The IoD publishes a very useful quarterly update for members on all key aspects of the economy (another membership benefit) part of which is a confidence survey. This shows it hitting a fourth month low in June 2024. My money’s on confidence improving with certainty of the new government’s plans. Although in the autumn the budget and the US election outcome may rock the boat.
So having the new government in place, and post Kings Speech a good idea of their plans will certainly help. Perhaps in a reaction to the increasingly crazy turbulence of Johnson and Truss era Labour seem focussed on nurturing the UK as a good place to do business. The obvious things to point to being fiscal stability (no budgets unless economic expert advice and guidance is given), infrastructure investment, improving relations with our European trading partners, and industrial strategy.
Investment
Investment should also help, in railways, and housebuilding particularly. Other potentially positive changes are the National Wealth Fund, intended to “unlock billions of pounds of private investment” to support energy transition.
But related investment is the question of where the money comes from. So tax remains an issue. The government has lots of big plans, but where will the cash come from besides the already announced tax changes for non-doms and VAT on private school fees?
Private Schools
On the subject of private school fees there’s been a lot of noise about how VAT will hike fees, but in fact private school fee inflation was already pretty strong as the chart below from the Independent shows. Will this change trigger some M&A in private education?
Tax
A burning question for many entrepreneurs will be what is to become of Business Asset Disposal Relief (‘BADR’) which effectively gives a lifetime £100,000 of tax saving on the capital gains from business disposals. But the bigger question is whether or not income tax and CGT rates will be equalised – that would increase the tax on company sales from 20% (once BADR used up) to 45%, a big hike. And while Labour said they have “no plans” to increase CGT, they haven't listed CGT as one of the taxes they're committed to not increasing the rate of in their manifesto.
This might lead to a rush to the exit, as entrepreneurs seek to accelerate sales.

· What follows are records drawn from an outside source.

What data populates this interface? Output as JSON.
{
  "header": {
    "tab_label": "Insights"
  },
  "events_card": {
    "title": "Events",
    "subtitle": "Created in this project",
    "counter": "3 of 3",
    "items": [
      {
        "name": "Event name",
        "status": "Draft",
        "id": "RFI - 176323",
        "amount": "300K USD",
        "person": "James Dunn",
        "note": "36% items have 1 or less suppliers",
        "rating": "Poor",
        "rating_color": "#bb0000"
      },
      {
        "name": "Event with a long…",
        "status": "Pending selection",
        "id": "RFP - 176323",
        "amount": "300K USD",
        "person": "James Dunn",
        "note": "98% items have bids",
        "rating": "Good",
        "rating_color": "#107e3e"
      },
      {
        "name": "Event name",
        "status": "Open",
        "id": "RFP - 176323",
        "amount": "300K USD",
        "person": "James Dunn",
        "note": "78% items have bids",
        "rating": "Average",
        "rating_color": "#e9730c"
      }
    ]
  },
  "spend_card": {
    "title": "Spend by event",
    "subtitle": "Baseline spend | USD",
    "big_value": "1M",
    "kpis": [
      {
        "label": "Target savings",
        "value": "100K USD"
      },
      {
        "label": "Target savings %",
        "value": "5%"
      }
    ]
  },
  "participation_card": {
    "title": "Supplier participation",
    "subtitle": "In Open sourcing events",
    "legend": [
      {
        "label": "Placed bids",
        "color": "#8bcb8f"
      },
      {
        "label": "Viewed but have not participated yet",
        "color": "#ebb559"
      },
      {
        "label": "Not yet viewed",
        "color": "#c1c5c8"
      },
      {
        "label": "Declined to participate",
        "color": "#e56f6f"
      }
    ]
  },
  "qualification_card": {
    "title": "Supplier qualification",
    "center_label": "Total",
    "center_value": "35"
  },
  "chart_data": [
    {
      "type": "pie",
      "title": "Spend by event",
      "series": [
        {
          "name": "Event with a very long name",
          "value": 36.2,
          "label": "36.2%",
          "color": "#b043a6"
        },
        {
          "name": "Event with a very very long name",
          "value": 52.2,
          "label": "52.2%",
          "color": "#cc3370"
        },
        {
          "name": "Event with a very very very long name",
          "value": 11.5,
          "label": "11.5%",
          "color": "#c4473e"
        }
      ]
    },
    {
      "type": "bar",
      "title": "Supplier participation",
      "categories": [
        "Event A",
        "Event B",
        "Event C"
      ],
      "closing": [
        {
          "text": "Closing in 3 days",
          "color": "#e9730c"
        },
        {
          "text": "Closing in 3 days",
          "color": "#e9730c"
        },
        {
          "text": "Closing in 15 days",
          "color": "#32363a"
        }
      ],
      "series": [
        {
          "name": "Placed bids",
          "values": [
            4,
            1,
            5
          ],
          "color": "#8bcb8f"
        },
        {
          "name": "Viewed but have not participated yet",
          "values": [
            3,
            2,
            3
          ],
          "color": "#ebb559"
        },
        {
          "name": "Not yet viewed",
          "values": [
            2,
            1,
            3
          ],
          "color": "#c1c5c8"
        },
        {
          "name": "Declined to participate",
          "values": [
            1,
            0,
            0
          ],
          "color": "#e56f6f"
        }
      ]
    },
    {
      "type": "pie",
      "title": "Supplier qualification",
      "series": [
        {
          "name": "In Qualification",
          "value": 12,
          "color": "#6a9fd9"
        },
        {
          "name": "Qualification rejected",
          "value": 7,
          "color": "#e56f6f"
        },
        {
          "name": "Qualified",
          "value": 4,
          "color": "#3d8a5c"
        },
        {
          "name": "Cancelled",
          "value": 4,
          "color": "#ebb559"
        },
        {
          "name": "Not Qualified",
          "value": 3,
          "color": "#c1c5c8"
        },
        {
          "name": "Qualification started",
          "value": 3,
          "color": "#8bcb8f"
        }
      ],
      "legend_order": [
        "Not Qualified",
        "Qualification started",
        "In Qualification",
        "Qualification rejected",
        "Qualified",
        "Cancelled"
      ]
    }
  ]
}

But given that a company sale process can take between 6 and 18 months it’s only those that are well down the track that could do anything before the date of the “fiscal event”. If the change doesn’t happen until the start of the next tax year, then expect it to drive M&A activity, and buyouts. If CGT does end up at 45% it ought to fuel interest in Employee Ownership Trusts as a means of exit potentially allowing the vendors to pay no CGT.
Conclusion
Expect the benefits of certainty and the prospect of investment measures to be a stimulus while the disruption of tax changes and potential geopolitical worries act as a counterbalance. My feeling overall is that M&A activity will benefit and that we’ll see a gentle rise in activity across the rest of 2024.